One more time on dutree ...

Tim Peters (tim@ksr.com)
Mon, 27 Jan 92 23:08:08 EST

Posted the following to comp.lang.perl; figure there's enough interest
in the Python world to justify sending it to python-list too; feel free
to scream if you disagree.

tersely y'rs - tim

Newsgroups: comp.lang.perl
Subject: Re: The problems of Perl (Re: Question (silly?))
Summary: use the right tool for the job <grin>
Message-ID: <9170@ksr.com>
Date: 27 Jan 92 22:41:16 EST
References: <=#Hues+4@cs.psu.edu> <1992Jan17.053115.4220@convex.com> <5230@charon.cwi.nl> <1992Jan27.020608.5983@convex.com>

In article <1992Jan27.020608.5983@convex.com> tchrist@convex.COM (Tom Christiansen) writes:
>...
>Larry mentioned to me offline last week that all it takes for this task
>is getting the right sort criteria, and that you needn't use recursion
>or string-munging trickery (the two approaches we've seen) to do it.

By assigning a unique (but otherwise arbitrary) integer ID to each group
of siblings, and using that as the primary sort key (and the du-reported
size as a secondary sort key), only one sort step is needed. However,
it leaves the records in a bad order for printing (because it makes
siblings adjacent even if they in turn have children). With more
trickery, a second (stable) sort could fix that.

The parent-child relationships can be captured without recursion and
without string comparisons by noting that:

1) The output of "du dir" is a postorder traversal of the subtree rooted
at "dir".

2) The number of components in a directory's pathname reliably
identifies the depth of the directory.

Those clues can be used to build up the tree in a single non-recursive
scan of du's output, just comparing the number of components from one
line to the next.

>Perhaps someone would care to post a solution using that method.

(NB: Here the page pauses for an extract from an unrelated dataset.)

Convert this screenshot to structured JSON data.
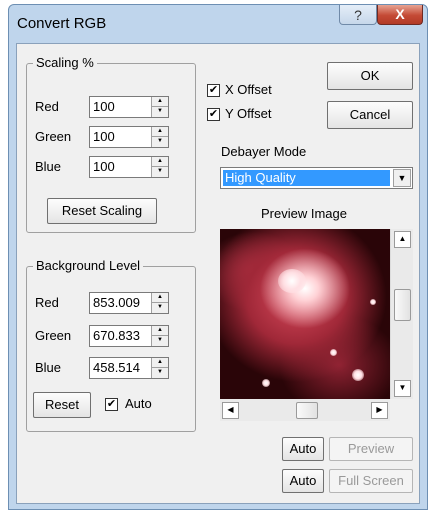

Will attach one that uses recursion only in the output routine & that
restricts itself to "flat" (non-recursive) data types. Even so, I wrote
it in Python because it's still clumsier in Perl. And I think this was
Felix Lee's original point: while it's amusing to think of ways to twist
the problem to fit comfortably into Perl's repertoire, the *obvious* way
to attack a tree-based algorithm is to use recursive data types, so that
trying to use a language that doesn't support them changes the focus of
the effort from solving the problem to wrestling with the language. For
this reason, as an old-time Fortran programmer I am sometimes overcome
by deja vu when using Perl <0.7 grin>.

BTW, this is not intended as a knock at Perl! I use Perl dozens of
times each day & believe it's superbly suited to many real-world tasks.
There are, however, many real-world tasks (like this one) for which Perl
is about the last tool I'd choose.

Some notes on the code below:

- This inserts a '.' entry as needed to suck up otherwise-unaccounted-
for space.

- The paths at the top level are printed out in full.

- It works correctly if more than one directory is given on the
command line (Tom's original program printed only the last one in
this case, and Guido's sometimes got the sorting wrong at (just) the
topmost level in this case).

- When two or more siblings have the same size, this version prints
them in alphabetical order. This was my intent, but you won't see
any code specifically arranging for that to happen -- it happens by
magic because of the way Python defines ordering on tuples.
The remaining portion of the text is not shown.